BEVERLY HILLS—When Hollywood historian and acclaimed author David M. Menefee wrote “Wally: The True Wallace Reid Story,” I knew that it would be a page-turner. Not only was Reid one of the most celebrated stars of the early 20th century, but Menefee is one of the most celebrated biographers of the 21st century. His BearManor Media tome is all that I expected it would be and then some.
Reid wanted to be such an authentic actor that he often did his own stunt and fight scenes. It would definitely be a testament to this brilliant and illuminating star to be honored by one of the most well-researched and incredibly written books of the decade. After his starring role in “The Birth of a Nation,” critics said he became “a star overnight,” but he had previously appeared in more than a hundred films.
In “Wally: The True Wallace Reid Story,” his life and career are fully examined and chronicled for the first time. From being born in a trunk to an actress mother and a famous playwright father, Wally barely survived the infamous St. Louis cyclone when the storm tore that city apart, but he emerged from the carnage to grow into a popular student, athlete and early film hero.
His masculine good looks inspired directors to place him in front of cameras, but his ambitions were to be a writer and director. When director Cecil B. DeMille picked him to appear opposite opera diva Geraldine Farrar in her first films, his aspirations became lost in the dizzying idolatry of worldwide audiences.
The actor’s popularity soared to a height rivaled only by Mary Pickford and Charlie Chaplin, but his pedestal of fame stood on shaky ground. Genuine tragedy fell upon Wally and his film crew when their train derailed in an isolated Sierra Mountain location. His injuries were treated with morphine, and his family and friends watched helpless as he unknowingly became caught in the deathly grip of the drug. Dorothy Davenport, his wife and a beautiful star in her own right, remained faithfully by his side while he wrestled with the demons that threatened to take his life.
The author makes such a magnificent and successful effort at tackling the life of one of the most magnificent and enduring stars in entertainment history. The book chronicles Wally's young life from birth to when his film career began in 1910 and goes all the way through his short but very significant life. This book was a page-turner for me. I pride myself on enjoying reading, but this was a labor of love and a commitment worth making to myself.
If nothing else, the author’s photo gallery section is worth it to anyone who is a fan of the Golden era of Hollywood and the pre-Golden era. I so loved the photo of Wally on page 300 with his beautiful English Setter that I thought about having that page framed and displayed on my wall of photographs in my office. What a spectacular homage to an actor who lit up the billboards and silver screen before any of us were even born.
“Wally: The True Wallace Reid Story” is a summer 2011 must-read for anyone who loves entertainment history and respect one of the greatest writers and biographers of our time.
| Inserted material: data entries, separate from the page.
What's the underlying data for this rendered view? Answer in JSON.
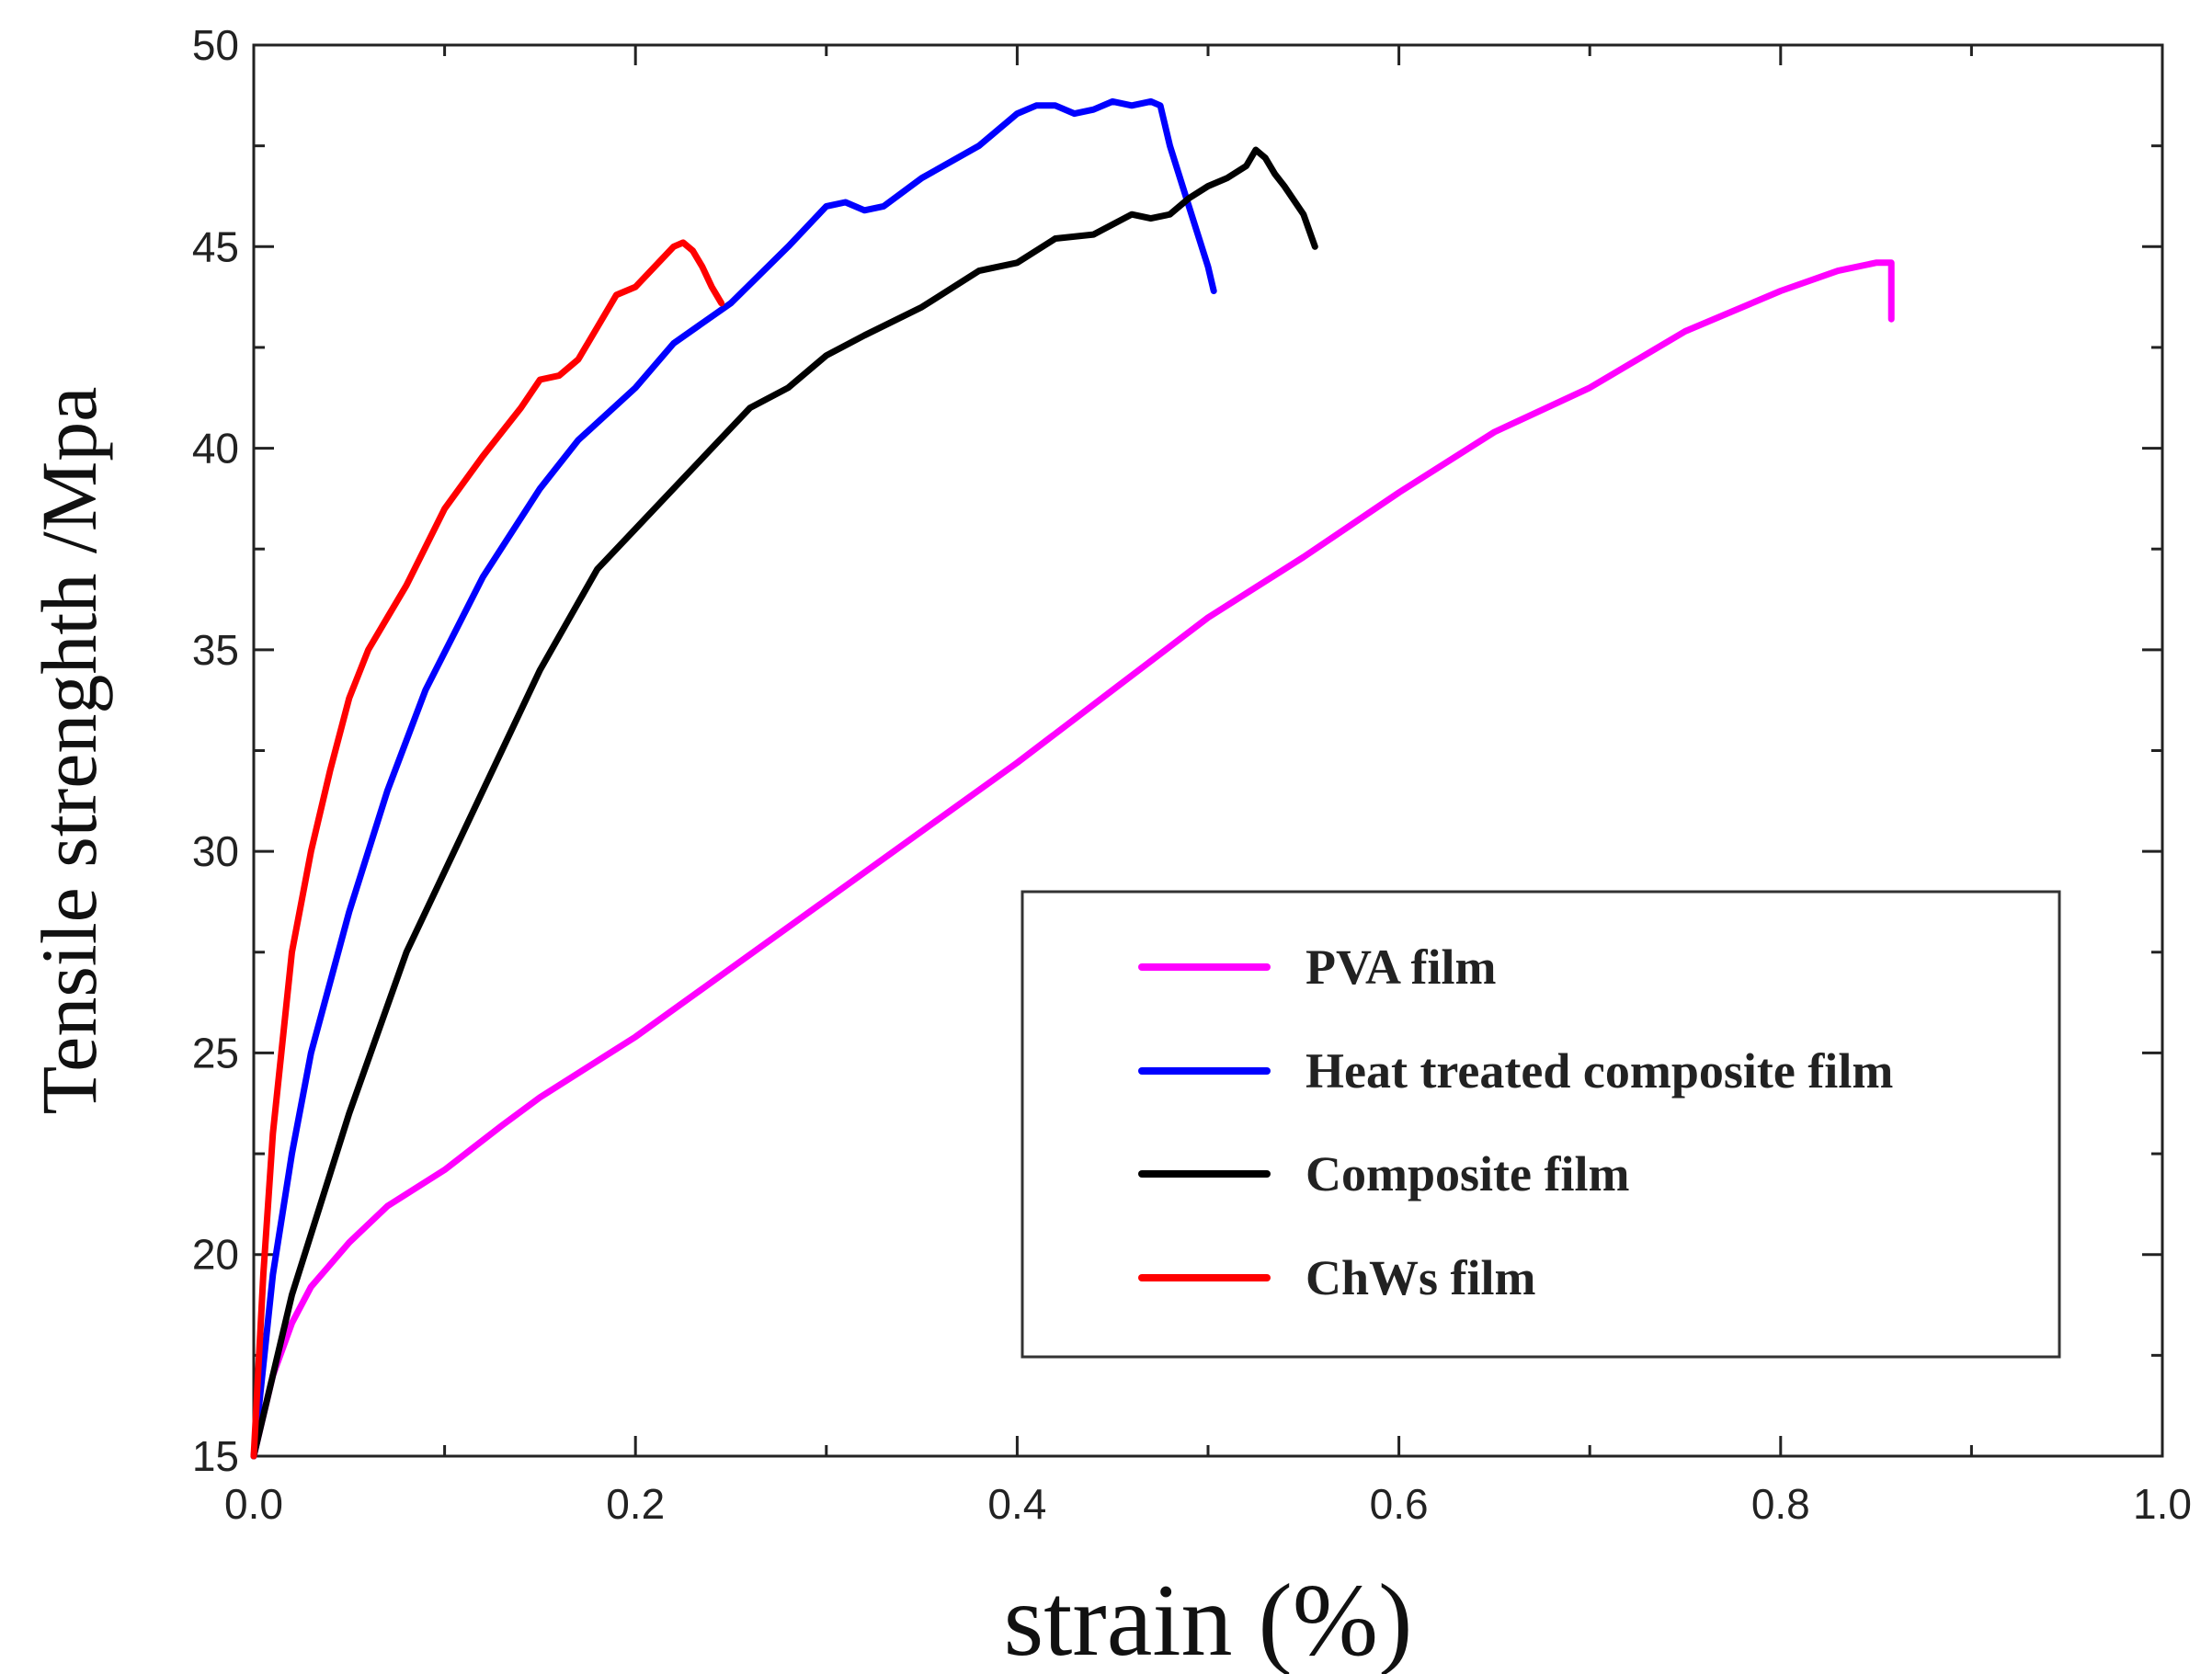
{
  "chart_data": {
    "type": "line",
    "title": "",
    "xlabel": "strain (%)",
    "ylabel": "Tensile strenghth /Mpa",
    "xlim": [
      0.0,
      1.0
    ],
    "ylim": [
      15,
      50
    ],
    "xticks": [
      0.0,
      0.2,
      0.4,
      0.6,
      0.8,
      1.0
    ],
    "xtick_labels": [
      "0.0",
      "0.2",
      "0.4",
      "0.6",
      "0.8",
      "1.0"
    ],
    "yticks": [
      15,
      20,
      25,
      30,
      35,
      40,
      45,
      50
    ],
    "ytick_labels": [
      "15",
      "20",
      "25",
      "30",
      "35",
      "40",
      "45",
      "50"
    ],
    "grid": false,
    "legend_position": "lower-right",
    "series": [
      {
        "name": "PVA film",
        "color": "#ff00ff",
        "x": [
          0.0,
          0.01,
          0.02,
          0.03,
          0.05,
          0.07,
          0.1,
          0.13,
          0.15,
          0.2,
          0.25,
          0.3,
          0.35,
          0.4,
          0.45,
          0.5,
          0.55,
          0.6,
          0.65,
          0.7,
          0.75,
          0.8,
          0.83,
          0.85,
          0.858,
          0.858,
          0.858
        ],
        "y": [
          15.0,
          17.0,
          18.3,
          19.2,
          20.3,
          21.2,
          22.1,
          23.2,
          23.9,
          25.4,
          27.1,
          28.8,
          30.5,
          32.2,
          34.0,
          35.8,
          37.3,
          38.9,
          40.4,
          41.5,
          42.9,
          43.9,
          44.4,
          44.6,
          44.6,
          43.2,
          44.6
        ]
      },
      {
        "name": "Heat treated composite film",
        "color": "#0000ff",
        "x": [
          0.0,
          0.01,
          0.02,
          0.03,
          0.05,
          0.07,
          0.09,
          0.12,
          0.15,
          0.17,
          0.2,
          0.22,
          0.25,
          0.28,
          0.3,
          0.31,
          0.32,
          0.33,
          0.35,
          0.38,
          0.4,
          0.41,
          0.42,
          0.43,
          0.44,
          0.45,
          0.46,
          0.47,
          0.475,
          0.48,
          0.49,
          0.5,
          0.503
        ],
        "y": [
          15.0,
          19.5,
          22.5,
          25.0,
          28.5,
          31.5,
          34.0,
          36.8,
          39.0,
          40.2,
          41.5,
          42.6,
          43.6,
          45.0,
          46.0,
          46.1,
          45.9,
          46.0,
          46.7,
          47.5,
          48.3,
          48.5,
          48.5,
          48.3,
          48.4,
          48.6,
          48.5,
          48.6,
          48.5,
          47.5,
          46.0,
          44.5,
          43.9
        ]
      },
      {
        "name": "Composite film",
        "color": "#000000",
        "x": [
          0.0,
          0.02,
          0.05,
          0.08,
          0.1,
          0.12,
          0.15,
          0.18,
          0.2,
          0.23,
          0.25,
          0.26,
          0.28,
          0.3,
          0.32,
          0.35,
          0.38,
          0.4,
          0.42,
          0.44,
          0.46,
          0.47,
          0.48,
          0.49,
          0.5,
          0.51,
          0.52,
          0.525,
          0.53,
          0.535,
          0.54,
          0.55,
          0.556
        ],
        "y": [
          15.0,
          19.0,
          23.5,
          27.5,
          29.5,
          31.5,
          34.5,
          37.0,
          38.0,
          39.5,
          40.5,
          41.0,
          41.5,
          42.3,
          42.8,
          43.5,
          44.4,
          44.6,
          45.2,
          45.3,
          45.8,
          45.7,
          45.8,
          46.2,
          46.5,
          46.7,
          47.0,
          47.4,
          47.2,
          46.8,
          46.5,
          45.8,
          45.0
        ]
      },
      {
        "name": "ChWs film",
        "color": "#ff0000",
        "x": [
          0.0,
          0.005,
          0.01,
          0.02,
          0.03,
          0.04,
          0.05,
          0.06,
          0.07,
          0.08,
          0.1,
          0.12,
          0.14,
          0.15,
          0.16,
          0.17,
          0.18,
          0.19,
          0.2,
          0.21,
          0.22,
          0.225,
          0.23,
          0.235,
          0.24,
          0.245
        ],
        "y": [
          15.0,
          19.5,
          23.0,
          27.5,
          30.0,
          32.0,
          33.8,
          35.0,
          35.8,
          36.6,
          38.5,
          39.8,
          41.0,
          41.7,
          41.8,
          42.2,
          43.0,
          43.8,
          44.0,
          44.5,
          45.0,
          45.1,
          44.9,
          44.5,
          44.0,
          43.6
        ]
      }
    ]
  }
}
The book’s foreword is done by the legendary Robert Osborne, who hosts Turner Classic Movies. Author David W. Menefee is the author of “Sarah Bernhardt in the Theater of Films and Sound Recordings,” “The First Female Stars: Women of the Silent Era,” “The First Male Stars: Men of the Silent Era,” “Richard Barthelmess: A Life in Pictures,” “George O’Brien: A Man’s Man in Hollywood” and “'Otay!'—The Billy 'Buckwheat' Thomas Story.”